Bob Jackson, a former SMU student (1952-57), took one of the most unforgettable images of the 20th century when he captured the moment Jack Ruby fatally shot accused assassin Lee Harvey Oswald.

Photographer Bob Jackson took one of the most unforgettable images of the 20th century when he captured the moment Jack Ruby fatally shot accused assassin Lee Harvey Oswald November 24, 1963.
BobJacksonPhotoJackson, a former SMU student (1952-57), was awarded a Pulitzer Prize in 1964 for the iconic black-and-white photo, which was first published on the front page of the Dallas Times Herald on November 25, 1963 (left).

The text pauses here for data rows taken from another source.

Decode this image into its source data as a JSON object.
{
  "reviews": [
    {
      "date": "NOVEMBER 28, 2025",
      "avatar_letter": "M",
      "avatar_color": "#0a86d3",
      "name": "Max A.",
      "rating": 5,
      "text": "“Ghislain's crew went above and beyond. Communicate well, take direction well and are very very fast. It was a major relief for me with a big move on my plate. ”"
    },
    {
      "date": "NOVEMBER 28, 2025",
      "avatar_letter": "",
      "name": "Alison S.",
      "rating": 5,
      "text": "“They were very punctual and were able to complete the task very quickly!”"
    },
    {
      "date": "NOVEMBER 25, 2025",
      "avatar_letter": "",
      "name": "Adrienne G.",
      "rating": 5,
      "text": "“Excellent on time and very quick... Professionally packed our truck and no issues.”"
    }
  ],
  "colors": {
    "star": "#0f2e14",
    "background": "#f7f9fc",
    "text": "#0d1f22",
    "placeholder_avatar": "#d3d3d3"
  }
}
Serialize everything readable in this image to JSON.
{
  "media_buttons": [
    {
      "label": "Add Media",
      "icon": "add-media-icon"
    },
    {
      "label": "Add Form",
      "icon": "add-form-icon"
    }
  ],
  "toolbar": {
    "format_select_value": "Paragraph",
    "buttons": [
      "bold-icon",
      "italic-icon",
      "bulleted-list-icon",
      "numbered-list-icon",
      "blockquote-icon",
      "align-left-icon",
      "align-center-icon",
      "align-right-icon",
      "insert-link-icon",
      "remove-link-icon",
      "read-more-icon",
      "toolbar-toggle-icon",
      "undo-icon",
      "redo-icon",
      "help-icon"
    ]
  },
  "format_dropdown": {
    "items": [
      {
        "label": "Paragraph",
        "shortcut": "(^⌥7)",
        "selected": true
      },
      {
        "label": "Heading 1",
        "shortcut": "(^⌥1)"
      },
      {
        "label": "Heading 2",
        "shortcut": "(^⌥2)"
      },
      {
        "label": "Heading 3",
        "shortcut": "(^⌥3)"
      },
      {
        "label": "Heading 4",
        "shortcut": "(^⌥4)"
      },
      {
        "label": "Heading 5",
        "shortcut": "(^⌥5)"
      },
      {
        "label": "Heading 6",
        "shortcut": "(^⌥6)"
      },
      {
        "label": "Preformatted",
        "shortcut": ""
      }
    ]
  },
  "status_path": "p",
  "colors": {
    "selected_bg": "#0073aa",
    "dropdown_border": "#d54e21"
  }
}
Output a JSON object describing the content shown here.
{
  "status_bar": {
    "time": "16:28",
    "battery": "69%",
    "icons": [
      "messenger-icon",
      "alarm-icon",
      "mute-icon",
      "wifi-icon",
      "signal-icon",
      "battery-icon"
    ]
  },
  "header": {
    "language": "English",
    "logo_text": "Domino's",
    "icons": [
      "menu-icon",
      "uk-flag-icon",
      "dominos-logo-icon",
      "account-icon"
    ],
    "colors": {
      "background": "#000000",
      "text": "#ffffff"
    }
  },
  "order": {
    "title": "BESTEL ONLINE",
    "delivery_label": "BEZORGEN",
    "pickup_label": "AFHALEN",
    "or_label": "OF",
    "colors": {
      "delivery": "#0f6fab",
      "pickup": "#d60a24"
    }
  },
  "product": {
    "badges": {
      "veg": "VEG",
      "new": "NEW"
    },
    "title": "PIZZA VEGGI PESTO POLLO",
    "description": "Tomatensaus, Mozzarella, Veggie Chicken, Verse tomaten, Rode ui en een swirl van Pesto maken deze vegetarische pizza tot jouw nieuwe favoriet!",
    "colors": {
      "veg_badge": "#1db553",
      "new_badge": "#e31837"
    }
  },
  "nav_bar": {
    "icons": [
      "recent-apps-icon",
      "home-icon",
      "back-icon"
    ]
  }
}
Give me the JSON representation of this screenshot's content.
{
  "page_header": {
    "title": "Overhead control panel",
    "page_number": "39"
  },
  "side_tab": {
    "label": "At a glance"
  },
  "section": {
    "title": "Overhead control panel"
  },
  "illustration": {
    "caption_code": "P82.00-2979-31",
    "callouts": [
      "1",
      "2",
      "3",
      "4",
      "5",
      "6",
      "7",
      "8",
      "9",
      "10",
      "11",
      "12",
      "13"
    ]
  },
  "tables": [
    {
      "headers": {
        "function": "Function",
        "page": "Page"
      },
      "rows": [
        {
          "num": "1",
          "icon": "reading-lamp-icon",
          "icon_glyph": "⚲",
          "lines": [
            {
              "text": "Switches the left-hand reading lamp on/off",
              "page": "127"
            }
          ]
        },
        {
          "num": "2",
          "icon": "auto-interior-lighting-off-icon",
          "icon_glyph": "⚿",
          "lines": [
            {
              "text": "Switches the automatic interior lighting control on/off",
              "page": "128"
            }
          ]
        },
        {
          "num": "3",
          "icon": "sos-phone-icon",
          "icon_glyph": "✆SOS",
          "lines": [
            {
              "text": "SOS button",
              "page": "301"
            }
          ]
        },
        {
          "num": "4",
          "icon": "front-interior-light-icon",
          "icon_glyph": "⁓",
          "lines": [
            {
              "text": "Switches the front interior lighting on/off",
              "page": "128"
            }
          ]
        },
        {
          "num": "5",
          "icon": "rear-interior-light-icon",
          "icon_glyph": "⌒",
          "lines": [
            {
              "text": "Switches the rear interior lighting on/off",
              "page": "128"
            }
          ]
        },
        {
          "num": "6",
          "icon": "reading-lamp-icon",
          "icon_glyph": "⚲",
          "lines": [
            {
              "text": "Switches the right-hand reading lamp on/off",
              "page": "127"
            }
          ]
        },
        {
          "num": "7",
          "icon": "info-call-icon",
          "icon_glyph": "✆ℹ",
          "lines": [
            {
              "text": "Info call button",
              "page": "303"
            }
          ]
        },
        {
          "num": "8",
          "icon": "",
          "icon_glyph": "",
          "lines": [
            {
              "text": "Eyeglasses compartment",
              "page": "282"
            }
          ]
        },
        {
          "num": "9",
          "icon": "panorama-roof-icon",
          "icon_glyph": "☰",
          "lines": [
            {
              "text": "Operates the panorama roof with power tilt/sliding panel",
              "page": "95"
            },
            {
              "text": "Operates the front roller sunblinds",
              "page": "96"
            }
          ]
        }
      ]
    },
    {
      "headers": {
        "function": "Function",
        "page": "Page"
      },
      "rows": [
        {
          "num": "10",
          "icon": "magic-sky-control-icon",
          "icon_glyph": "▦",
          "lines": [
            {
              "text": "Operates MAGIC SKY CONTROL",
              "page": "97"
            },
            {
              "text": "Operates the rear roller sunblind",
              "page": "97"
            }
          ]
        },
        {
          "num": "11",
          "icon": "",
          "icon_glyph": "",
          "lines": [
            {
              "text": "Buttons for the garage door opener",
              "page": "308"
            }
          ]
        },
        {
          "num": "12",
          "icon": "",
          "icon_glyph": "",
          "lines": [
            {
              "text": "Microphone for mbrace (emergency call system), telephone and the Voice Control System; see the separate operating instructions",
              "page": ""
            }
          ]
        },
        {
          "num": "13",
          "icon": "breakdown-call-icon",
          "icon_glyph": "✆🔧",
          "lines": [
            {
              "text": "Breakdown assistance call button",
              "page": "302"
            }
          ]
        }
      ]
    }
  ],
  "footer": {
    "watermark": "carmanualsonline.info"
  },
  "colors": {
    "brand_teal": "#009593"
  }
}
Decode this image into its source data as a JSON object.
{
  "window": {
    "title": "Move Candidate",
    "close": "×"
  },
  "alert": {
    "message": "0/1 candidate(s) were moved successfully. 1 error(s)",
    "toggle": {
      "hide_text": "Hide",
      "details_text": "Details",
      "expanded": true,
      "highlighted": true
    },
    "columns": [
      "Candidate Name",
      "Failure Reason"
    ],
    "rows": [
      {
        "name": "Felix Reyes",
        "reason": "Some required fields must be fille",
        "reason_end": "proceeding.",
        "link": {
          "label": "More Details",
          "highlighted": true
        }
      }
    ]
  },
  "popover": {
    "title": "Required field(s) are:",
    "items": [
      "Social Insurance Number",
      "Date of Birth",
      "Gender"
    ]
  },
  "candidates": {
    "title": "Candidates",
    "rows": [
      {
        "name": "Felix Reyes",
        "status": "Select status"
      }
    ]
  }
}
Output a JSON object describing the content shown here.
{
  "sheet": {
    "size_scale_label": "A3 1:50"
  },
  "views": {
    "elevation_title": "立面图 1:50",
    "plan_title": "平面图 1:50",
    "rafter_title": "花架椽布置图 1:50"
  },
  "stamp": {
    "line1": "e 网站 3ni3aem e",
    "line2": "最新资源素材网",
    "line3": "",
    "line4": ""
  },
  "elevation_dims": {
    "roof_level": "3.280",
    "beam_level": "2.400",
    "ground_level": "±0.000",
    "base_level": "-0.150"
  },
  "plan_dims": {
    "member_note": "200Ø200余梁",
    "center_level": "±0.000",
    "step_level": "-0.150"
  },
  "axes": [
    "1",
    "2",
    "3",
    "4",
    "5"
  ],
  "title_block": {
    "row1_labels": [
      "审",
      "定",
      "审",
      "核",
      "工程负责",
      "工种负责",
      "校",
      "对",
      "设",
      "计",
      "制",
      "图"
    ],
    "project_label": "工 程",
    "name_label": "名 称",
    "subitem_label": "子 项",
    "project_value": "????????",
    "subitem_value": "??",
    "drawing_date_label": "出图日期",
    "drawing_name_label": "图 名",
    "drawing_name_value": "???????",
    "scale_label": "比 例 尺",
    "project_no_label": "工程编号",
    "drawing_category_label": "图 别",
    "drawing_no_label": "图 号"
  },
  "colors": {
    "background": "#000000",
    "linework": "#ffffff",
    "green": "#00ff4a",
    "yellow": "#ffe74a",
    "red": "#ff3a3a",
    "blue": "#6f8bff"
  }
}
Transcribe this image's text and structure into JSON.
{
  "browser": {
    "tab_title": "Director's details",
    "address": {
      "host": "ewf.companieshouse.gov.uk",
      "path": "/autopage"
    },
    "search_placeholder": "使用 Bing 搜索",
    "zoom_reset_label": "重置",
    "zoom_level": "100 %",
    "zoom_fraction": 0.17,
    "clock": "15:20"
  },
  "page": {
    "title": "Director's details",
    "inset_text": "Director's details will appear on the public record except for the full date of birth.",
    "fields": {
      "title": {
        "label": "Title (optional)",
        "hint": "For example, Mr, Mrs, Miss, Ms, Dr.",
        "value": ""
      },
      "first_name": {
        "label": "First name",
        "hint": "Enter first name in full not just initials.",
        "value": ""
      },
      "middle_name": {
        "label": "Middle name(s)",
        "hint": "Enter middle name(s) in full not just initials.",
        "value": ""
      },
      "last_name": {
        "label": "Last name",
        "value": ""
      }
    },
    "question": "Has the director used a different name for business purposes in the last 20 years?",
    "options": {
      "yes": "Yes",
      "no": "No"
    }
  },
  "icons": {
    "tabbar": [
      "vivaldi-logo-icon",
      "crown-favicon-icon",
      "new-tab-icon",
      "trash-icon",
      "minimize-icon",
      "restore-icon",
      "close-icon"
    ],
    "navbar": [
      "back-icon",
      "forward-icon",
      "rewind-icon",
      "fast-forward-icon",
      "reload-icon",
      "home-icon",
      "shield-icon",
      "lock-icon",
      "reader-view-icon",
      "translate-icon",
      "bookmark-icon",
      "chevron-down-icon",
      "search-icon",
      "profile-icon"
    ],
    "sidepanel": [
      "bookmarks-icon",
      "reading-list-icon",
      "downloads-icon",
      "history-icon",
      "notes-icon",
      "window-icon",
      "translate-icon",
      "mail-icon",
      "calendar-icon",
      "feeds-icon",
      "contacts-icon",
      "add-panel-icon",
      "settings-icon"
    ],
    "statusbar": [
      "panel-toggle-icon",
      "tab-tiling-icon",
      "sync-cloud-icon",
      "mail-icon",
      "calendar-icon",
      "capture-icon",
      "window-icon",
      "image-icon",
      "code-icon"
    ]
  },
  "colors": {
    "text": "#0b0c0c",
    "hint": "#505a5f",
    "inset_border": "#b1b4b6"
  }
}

Shortly after the assassination, he presented a copy of the photo to the Dallas Press Club, which in November donated it to SMU’s Division of Journalism in the Meadows School of the Arts.
The image graphically represents “an awful time in the history of the city of Dallas and of the United States,” says Tony Pederson, professor and Belo Distinguished Chair in Journalism.
“This photo also marks a time of significance in news coverage,” he adds. “It changed journalism in Dallas; it was the first Pulitzer Prize won by a Dallas newspaper. … It created an awareness of professional journalism.”
As a staff photographer for the now defunct Dallas Times Herald, Jackson was assigned to cover President John F. Kennedy’s visit to the city. When shots rang out in Dealey Plaza, he was one of the few eyewitnesses to spot a rifle barrel in a sixth-floor window at the Texas School Book Depository. But as he recalled in a 1993 interview for the Sixth Floor Museum, “Of course, I had an empty camera. I don’t think I could have reacted fast enough to get a picture, even if I had film in the camera.”
Two days later, while crowded into the basement of Dallas police headquarters with other members of the press, waiting for the police to transfer Oswald to the county jail, he took the photo of a lifetime.
In the 1999 Turner Network documentary “Moment of Impact: Stories of the Pulitzer Prize Photographs,” Jackson retraces his actions: “My plan was to shoot a picture as they brought [Oswald] out into an open space. I pre-focused on about 10 feet where I knew he would be in an open area. … As soon as he stepped into the open area, I was aware that somebody was stepping out from my right. My first reaction was ‘this guy is getting in my way.’ Ruby took about two steps and fired. I guess I fired [my camera] about the same time.
“I thought I had something good. I wasn’t sure what it was going to look like until I looked at the film, but I felt like I had a good picture.”
Jackson worked as a newspaper photographer in Dallas into the 1970s. He later served as a staff photographer for the Colorado Springs Gazette-Telegraph, from which he retired in 1999.
“In the end, I want to be remembered not just for one picture,” he says, but for a career where I tried to do my best on any and every assignment.”